In daily clinical practice the question concerning what the optimal time would be for implanting an ICD in patients with previous MI and evidence of LV dysfunction is still open, and has public health implications. A recent modeling study indicates that benefits of ICD implantation in a relatively early phase after MI (ie, at 60 days) are really modest, when projected at 10 years of follow up, in comparison to delayed implantation at 6 months or 1 year
. Current practice guidelines recommend ICD implant in patients with previous MI and left ventricular dysfunction after at least 40 days from last MI, although the optimal time after the first 40 days remains undefined. It is unlikely that this question will be answered with a randomized controlled trial, therefore data from observational studies and registries play an important role. However we have to be cautious when interpreting the results because of possible selection bias and confounding factors.
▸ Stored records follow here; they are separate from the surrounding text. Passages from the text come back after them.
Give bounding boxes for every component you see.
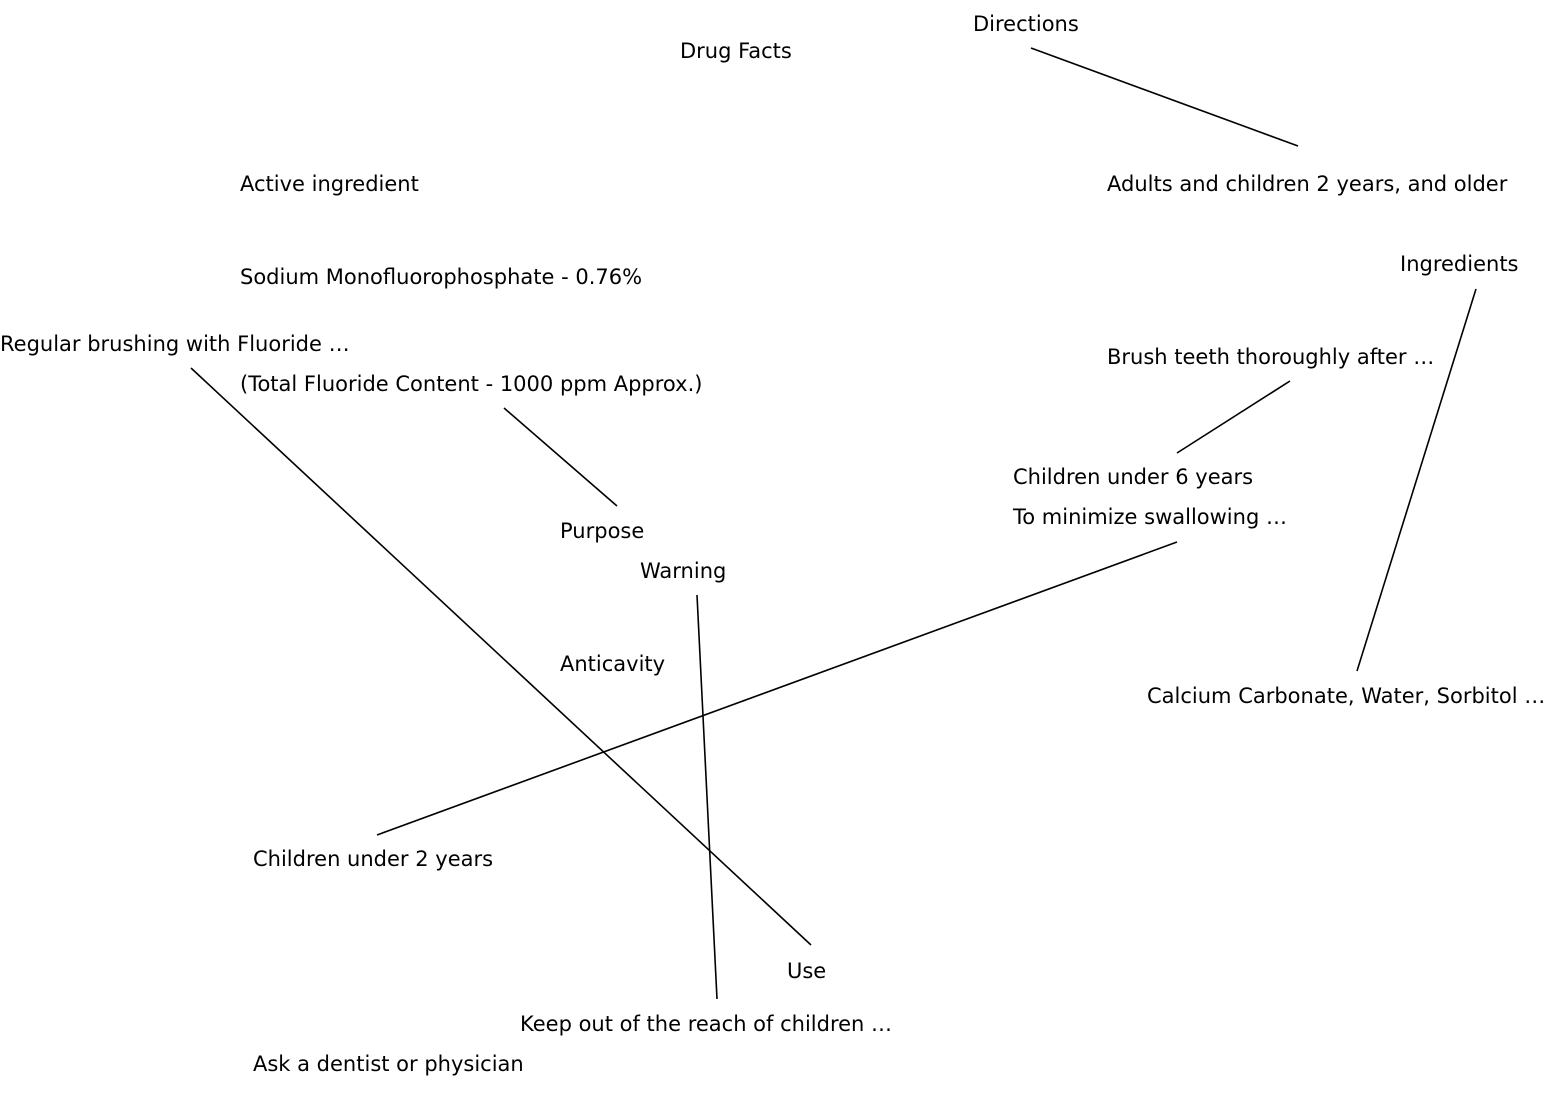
- label-ingredients: Ingredients: [1400, 252, 1519, 276]
- label-warning: Warning: [640, 559, 727, 583]
- label-calcium-carbonate: Calcium Carbonate, Water, Sorbitol …: [1147, 684, 1546, 708]
- connector-minimize-swallowing-to-children-under-2: [376, 541, 1178, 836]
- label-children-under-6: Children under 6 years: [1013, 465, 1254, 489]
- label-brush-teeth: Brush teeth thoroughly after …: [1107, 345, 1435, 369]
- label-purpose: Purpose: [560, 519, 645, 543]
- label-adults-children: Adults and children 2 years, and older: [1107, 172, 1508, 196]
- label-active-ingredient: Active ingredient: [240, 172, 419, 196]
- label-keep-out: Keep out of the reach of children …: [520, 1012, 893, 1036]
- connector-total-fluoride-to-purpose: [503, 407, 618, 507]
- connector-regular-brushing-to-use: [190, 367, 812, 946]
- connector-ingredients-to-calcium-carbonate: [1356, 288, 1477, 672]
- label-minimize-swallowing: To minimize swallowing …: [1013, 505, 1287, 529]
- label-sodium-mfp: Sodium Monofluorophosphate - 0.76%: [240, 265, 643, 289]
- label-children-under-2: Children under 2 years: [253, 847, 494, 871]
- connector-directions-to-adults-children: [1030, 47, 1299, 147]
- label-total-fluoride: (Total Fluoride Content - 1000 ppm Appro…: [240, 372, 703, 396]
- label-use: Use: [787, 959, 827, 983]
- label-regular-brushing: Regular brushing with Fluoride …: [0, 332, 350, 356]
- label-anticavity: Anticavity: [560, 652, 666, 676]
- label-directions: Directions: [973, 12, 1079, 36]
- label-ask-dentist: Ask a dentist or physician: [253, 1052, 524, 1076]
- connector-warning-to-keep-out: [696, 594, 718, 1000]
- label-drug-facts: Drug Facts: [680, 39, 792, 63]
- connector-brush-teeth-to-children-under-6: [1176, 380, 1291, 454]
Our registry, while limited to devices made by one manufacturer, included both single and dual chamber ICDs and devices with cardiac resynchronization therapy, a very effective therapeutic resource according to a series of controlled trials
. According to MADIT CRT trial cardiac resynchronization therapy will find a wider application in post infarction patients, since NYHA I-II patients will be candidate to resynchronization in the presence of wide QRS interval
. The MADIT CRT trial showed that devices with both defibrillation capabilities and cardiac resynchronization therapy have additional benefit with regard to heart failure hospitalization in comparison with ICD only therapy, but without advantages in terms of survival
Most recently a subanalysis of the MADIT-CRT
 demonstrated that among post MI patients the risk of life threatening ventricular arrhythmias increases as a function of time elapsed since revascularization procedure. With this regard we did not perform an analysis of the effects of revascularization and residual ischemia on ventricular tachyarrhythmias, ICD discharges and outcomes, since this is quite problematic in the setting of a registry. We cannot exclude that observed differences may be due to confounding factors that were not collected, including the number of previous MIs, the extent of myocardial scar, the exact time of revascularization and the evolution of revascularization practices and MI treatment over time (as suggested by the data in Table
1, patients with a more remote MI were treated differently from those with a more recent MI, with regard to use of CABG or PTCA). However, we need to consider that it is difficult in daily practice to obtain detailed information on previous revascularization procedures as the basis for individualized decision making. Similarly to MADIT II analysis
 we did not considered all the events corresponding to a MI, but we considered only most recent MI and this may be a limitation of the analysis.
Similarly to other registries we have to consider a series of limitations typical of study design. Although device programming according to PainFree study
 was suggested, differences in detection and therapy programming among the patient population could have influenced the results. Postmortem ICD interrogations were not recorded.